Yang and Jin et al. demonstrated that, compared to female, male CD8+ T cells exhibited impaired effector and stem cell-like properties, leading to sex-biased antitumor immunity during cancer progression and in responses to immunotherapy. In male tumor models, androgen receptor (AR) signaling transcriptionally regulated the differentiation of stem cell-like CD8+ T cells to terminally exhausted CD8+ T cells, and ablation of AR signaling via castration enhanced the activity of tumor-reactive CD8+ T cells and the efficacy of anti-PD-L1 treatment. In human patients with cancer, AR expression correlated with tumor-infiltrating CD8+ T cell exhaustion.

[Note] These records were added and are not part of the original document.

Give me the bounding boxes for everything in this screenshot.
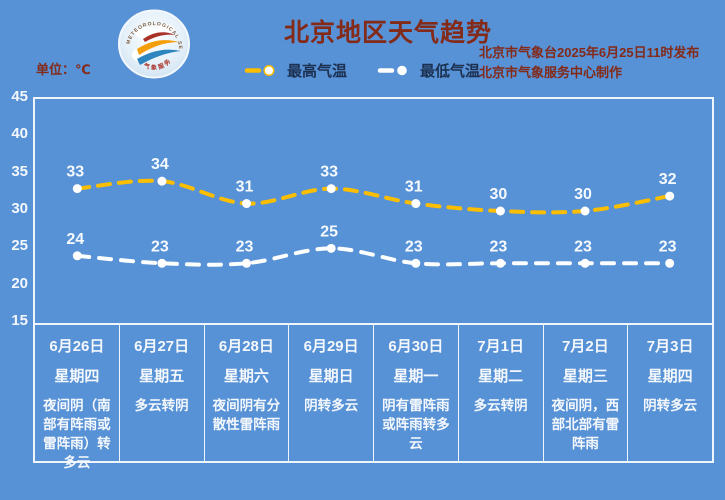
logo-badge-icon: METEOROLOGICAL SERVICE 气象服务	[115, 5, 190, 79]
forecast-cell: 7月3日星期四阴转多云	[627, 325, 712, 461]
legend-item-low-temp: 最低气温	[377, 60, 480, 81]
data-point-marker	[665, 191, 675, 201]
data-point-marker	[580, 258, 590, 268]
chart-canvas: 33 34 31 33 31 30 30 32 24 23 23 25 23 23 23 23	[66, 156, 677, 268]
source-line-2: 北京市气象服务中心制作	[479, 65, 623, 81]
forecast-weekday: 星期五	[139, 368, 185, 385]
forecast-date: 6月28日	[218, 338, 274, 355]
forecast-cell: 7月2日星期三夜间阴，西部北部有雷阵雨	[542, 325, 628, 461]
temperature-value-label: 30	[490, 186, 508, 203]
forecast-date: 7月3日	[646, 338, 694, 355]
forecast-date: 6月29日	[303, 338, 359, 355]
data-point-marker	[157, 258, 167, 268]
temperature-value-label: 34	[151, 156, 169, 173]
temperature-value-label: 31	[236, 179, 254, 196]
forecast-date: 6月27日	[134, 338, 190, 355]
data-point-marker	[326, 184, 336, 194]
temperature-value-label: 24	[66, 231, 84, 248]
temperature-value-label: 23	[236, 238, 254, 255]
forecast-date: 6月26日	[49, 338, 105, 355]
data-point-marker	[665, 258, 675, 268]
data-point-marker	[495, 258, 505, 268]
data-point-marker	[326, 243, 336, 253]
forecast-weekday: 星期一	[393, 368, 439, 385]
low-temp-line	[75, 246, 672, 267]
data-point-marker	[72, 184, 82, 194]
source-info: 北京市气象台2025年6月25日11时发布 北京市气象服务中心制作	[479, 43, 719, 83]
y-axis-tick: 20	[11, 274, 28, 292]
legend-label-low-temp: 最低气温	[420, 63, 481, 80]
forecast-weekday: 星期六	[223, 368, 269, 385]
forecast-weather: 夜间阴，西部北部有雷阵雨	[551, 398, 620, 451]
y-axis-tick: 45	[11, 88, 28, 105]
forecast-cell: 6月30日星期一阴有雷阵雨或阵雨转多云	[373, 325, 458, 461]
data-point-marker	[157, 176, 167, 186]
temperature-value-label: 23	[574, 238, 592, 255]
y-axis-tick: 15	[11, 312, 28, 329]
forecast-cell: 7月1日星期二多云转阴	[457, 325, 543, 461]
page-title: 北京地区天气趋势	[284, 19, 493, 47]
source-line-1: 北京市气象台2025年6月25日11时发布	[479, 45, 700, 60]
meteorological-service-logo: METEOROLOGICAL SERVICE 气象服务	[115, 5, 191, 84]
data-point-marker	[495, 206, 505, 216]
y-axis-tick: 25	[11, 237, 28, 255]
temperature-value-label: 31	[405, 179, 423, 196]
temperature-value-label: 23	[659, 238, 677, 255]
y-axis-tick: 35	[11, 162, 28, 180]
forecast-weather: 夜间阴有分散性雷阵雨	[212, 398, 281, 432]
data-point-marker	[580, 206, 590, 216]
unit-label: 单位：℃	[36, 62, 91, 77]
forecast-cell: 6月26日星期四夜间阴（南部有阵雨或雷阵雨）转多云	[35, 325, 119, 470]
forecast-weekday: 星期二	[478, 368, 524, 385]
high-temp-line	[75, 178, 672, 215]
data-point-marker	[72, 251, 82, 261]
forecast-cell: 6月28日星期六夜间阴有分散性雷阵雨	[203, 325, 289, 461]
temperature-chart: 33 34 31 33 31 30 30 32 24 23 23 25 23 23 23 23	[33, 97, 714, 323]
data-point-marker	[411, 258, 421, 268]
forecast-weather: 阴有雷阵雨或阵雨转多云	[382, 398, 450, 451]
forecast-date: 6月30日	[388, 338, 444, 355]
high-temp-line-icon	[244, 64, 275, 77]
forecast-weekday: 星期三	[562, 368, 608, 385]
y-axis-tick: 40	[11, 125, 28, 143]
temperature-value-label: 25	[320, 223, 338, 240]
y-axis-tick: 30	[11, 200, 28, 217]
temperature-value-label: 33	[66, 164, 84, 181]
forecast-date: 7月1日	[477, 338, 524, 355]
forecast-weather: 多云转阴	[134, 398, 189, 413]
forecast-weather: 阴转多云	[304, 398, 359, 413]
legend-label-high-temp: 最高气温	[287, 63, 348, 80]
forecast-weather: 阴转多云	[643, 398, 698, 413]
temperature-value-label: 32	[659, 171, 677, 188]
temperature-value-label: 30	[574, 186, 592, 203]
temperature-value-label: 23	[490, 238, 508, 255]
forecast-weather: 夜间阴（南部有阵雨或雷阵雨）转多云	[43, 398, 111, 470]
low-temp-line-icon	[377, 65, 407, 76]
temperature-value-label: 33	[320, 164, 338, 181]
data-point-marker	[242, 199, 252, 209]
chart-legend: 最高气温 最低气温	[244, 60, 480, 81]
temperature-value-label: 23	[151, 238, 169, 255]
forecast-weekday: 星期日	[308, 368, 354, 385]
forecast-cell: 6月27日星期五多云转阴	[118, 325, 204, 461]
data-point-marker	[242, 258, 252, 268]
temperature-value-label: 23	[405, 238, 423, 255]
forecast-weekday: 星期四	[54, 368, 100, 385]
forecast-weekday: 星期四	[647, 368, 693, 385]
forecast-weather: 多云转阴	[473, 398, 528, 413]
legend-item-high-temp: 最高气温	[244, 60, 347, 81]
data-point-marker	[411, 199, 421, 209]
forecast-date: 7月2日	[562, 338, 609, 355]
forecast-table: 6月26日 星期四 夜间阴（南部有阵雨或雷阵雨）转多云 6月27日 星期五 多云转阴 6月2…	[33, 323, 714, 470]
forecast-cell: 6月29日星期日阴转多云	[288, 325, 373, 461]
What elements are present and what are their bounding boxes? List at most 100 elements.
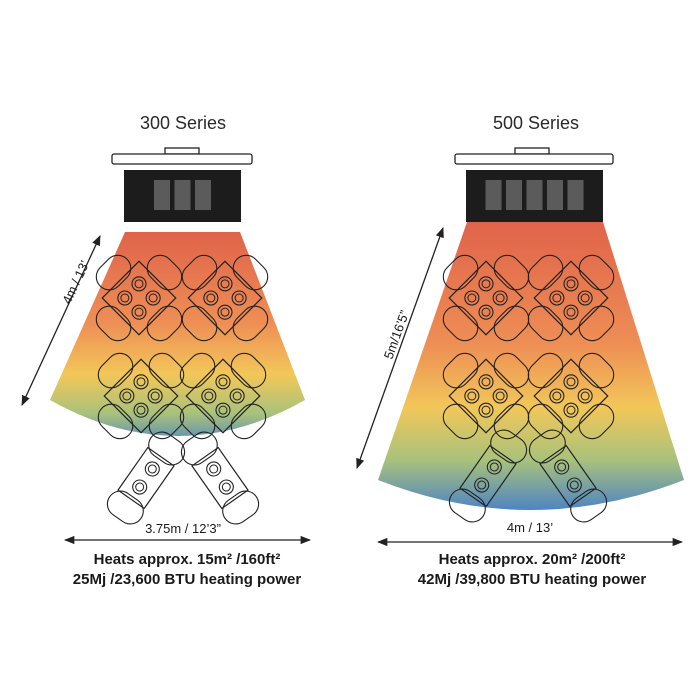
heats-text-500: Heats approx. 20m² /200ft² xyxy=(438,551,626,568)
table-top xyxy=(185,358,261,434)
cafe-table-set xyxy=(528,429,608,523)
cafe-table-set xyxy=(181,254,269,342)
plate-inner xyxy=(566,307,576,317)
plate xyxy=(133,374,149,390)
plate xyxy=(133,402,149,418)
chair xyxy=(490,429,528,464)
reach-label-300: 4m / 13’ xyxy=(59,258,92,306)
cafe-table-set xyxy=(527,352,615,440)
plate-inner xyxy=(134,307,144,317)
plate xyxy=(218,479,234,495)
chair xyxy=(527,305,564,342)
chair xyxy=(179,352,216,389)
plate-inner xyxy=(552,293,562,303)
chair xyxy=(222,490,260,525)
chair xyxy=(578,305,615,342)
chair xyxy=(527,403,564,440)
plate-inner xyxy=(234,293,244,303)
plate-inner xyxy=(218,405,228,415)
heater-unit-500 xyxy=(454,147,614,222)
width-label-500: 4m / 13’ xyxy=(507,520,553,535)
heater-panel xyxy=(526,180,543,210)
plate xyxy=(217,304,233,320)
plate-inner xyxy=(495,391,505,401)
plate-inner xyxy=(569,480,579,490)
chair xyxy=(97,403,134,440)
plate-inner xyxy=(221,482,231,492)
plate xyxy=(478,402,494,418)
table-top xyxy=(533,358,609,434)
plate xyxy=(119,388,135,404)
chair xyxy=(442,254,479,291)
chair xyxy=(106,490,144,525)
power-text-500: 42Mj /39,800 BTU heating power xyxy=(417,571,647,588)
reach-label-500: 5m/16’5” xyxy=(381,308,412,361)
chair xyxy=(493,254,530,291)
plate xyxy=(215,402,231,418)
plate-inner xyxy=(232,391,242,401)
heater-top-plate-500 xyxy=(454,153,614,165)
chair xyxy=(148,352,185,389)
chair xyxy=(146,254,183,291)
chair xyxy=(232,305,269,342)
plate xyxy=(147,388,163,404)
cafe-table-set xyxy=(180,431,260,525)
plate xyxy=(231,290,247,306)
plate xyxy=(492,388,508,404)
plate xyxy=(478,304,494,320)
plate-inner xyxy=(218,377,228,387)
plate xyxy=(474,477,490,493)
plate-inner xyxy=(209,464,219,474)
heater-bracket-300 xyxy=(164,147,200,155)
tables-500 xyxy=(442,254,615,523)
chair xyxy=(442,352,479,389)
cafe-table-set xyxy=(106,431,186,525)
plate-inner xyxy=(136,377,146,387)
plate-inner xyxy=(220,307,230,317)
chair xyxy=(528,429,566,464)
plate-inner xyxy=(122,391,132,401)
heater-panels-300 xyxy=(154,180,211,210)
chair xyxy=(181,305,218,342)
chair xyxy=(230,352,267,389)
table-top xyxy=(539,444,597,508)
chair xyxy=(232,254,269,291)
plate-inner xyxy=(481,377,491,387)
plate xyxy=(549,290,565,306)
plate-inner xyxy=(580,293,590,303)
table-top xyxy=(533,260,609,336)
plate-inner xyxy=(148,293,158,303)
heater-panel xyxy=(154,180,170,210)
plate xyxy=(206,461,222,477)
plate-inner xyxy=(467,293,477,303)
chair xyxy=(493,305,530,342)
plate-inner xyxy=(557,462,567,472)
plate xyxy=(229,388,245,404)
plate xyxy=(577,388,593,404)
plate xyxy=(492,290,508,306)
cafe-table-set xyxy=(179,352,267,440)
plate xyxy=(563,276,579,292)
plate-inner xyxy=(566,279,576,289)
chair xyxy=(527,352,564,389)
plate-inner xyxy=(481,279,491,289)
chair xyxy=(578,403,615,440)
table-top xyxy=(191,446,249,510)
series-300-group: 4m / 13’ 3.75m / 12’3” xyxy=(21,147,312,545)
table-top xyxy=(101,260,177,336)
series-500-group: 5m/16’5” 4m / 13’ xyxy=(356,147,684,547)
heater-unit-300 xyxy=(111,147,253,222)
cafe-table-set xyxy=(448,429,528,523)
plate-inner xyxy=(467,391,477,401)
heater-panel xyxy=(174,180,191,210)
plate xyxy=(144,461,160,477)
heater-panel xyxy=(195,180,211,210)
plate xyxy=(215,374,231,390)
plate xyxy=(203,290,219,306)
table-top xyxy=(448,260,524,336)
heat-cone-300 xyxy=(50,232,305,436)
chair xyxy=(578,352,615,389)
plate-inner xyxy=(147,464,157,474)
plate xyxy=(464,290,480,306)
heater-top-plate-300 xyxy=(111,153,253,165)
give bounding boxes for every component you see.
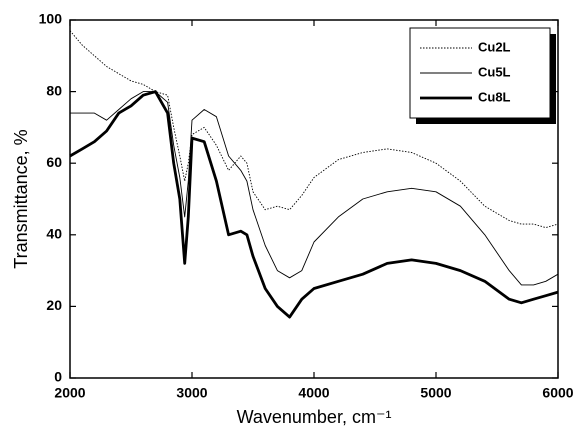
x-tick-label: 4000 xyxy=(298,385,329,401)
x-axis-label: Wavenumber, cm⁻¹ xyxy=(237,407,392,427)
series-line xyxy=(70,91,559,286)
series-line xyxy=(69,90,559,319)
y-tick-label: 20 xyxy=(46,297,62,313)
series-line xyxy=(69,30,559,229)
legend-label: Cu8L xyxy=(478,89,511,104)
y-tick-label: 60 xyxy=(46,154,62,170)
y-tick-label: 80 xyxy=(46,82,62,98)
x-tick-label: 5000 xyxy=(420,385,451,401)
legend-label: Cu2L xyxy=(478,39,511,54)
y-tick-label: 40 xyxy=(46,226,62,242)
x-tick-label: 2000 xyxy=(54,385,85,401)
y-tick-label: 0 xyxy=(54,369,62,385)
legend-label: Cu5L xyxy=(478,64,511,79)
y-tick-label: 100 xyxy=(39,11,63,27)
x-tick-label: 3000 xyxy=(176,385,207,401)
y-axis-label: Transmittance, % xyxy=(11,129,31,268)
x-tick-label: 6000 xyxy=(542,385,573,401)
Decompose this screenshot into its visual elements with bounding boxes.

Contributed by Shishir Pant
ABSTRACT: The incidence and mortality rates of many non-reproductive human cancers are generally higher in males than in females. However, the immunological mechanism underlying sexual differences in cancers remains elusive. Here, we demonstrated that sex-related differences in tumor burden depended on adaptive immunity. Male CD8(+) T cells exhibited impaired effector and stem cell-like properties compared with female CD8(+) T cells. Mechanistically, androgen receptor inhibited the activity and stemness of male tumor-infiltrating CD8(+) T cells by regulating epigenetic and transcriptional differentiation programs. Castration combined with anti-PD-L1 treatment synergistically restricted tumor growth in male mice. In humans, fewer male CD8(+) T cells maintained a stem cell-like memory state compared with female counterparts. Moreover, AR expression correlated with tumor-infiltrating CD8(+) T cell exhaustion in cancer patients. Our findings reveal sex-biased CD8(+) T cell stemness programs in cancer progression and in the responses to cancer immunotherapy, providing insights into the development of sex-based immunotherapeutic strategies for cancer treatment.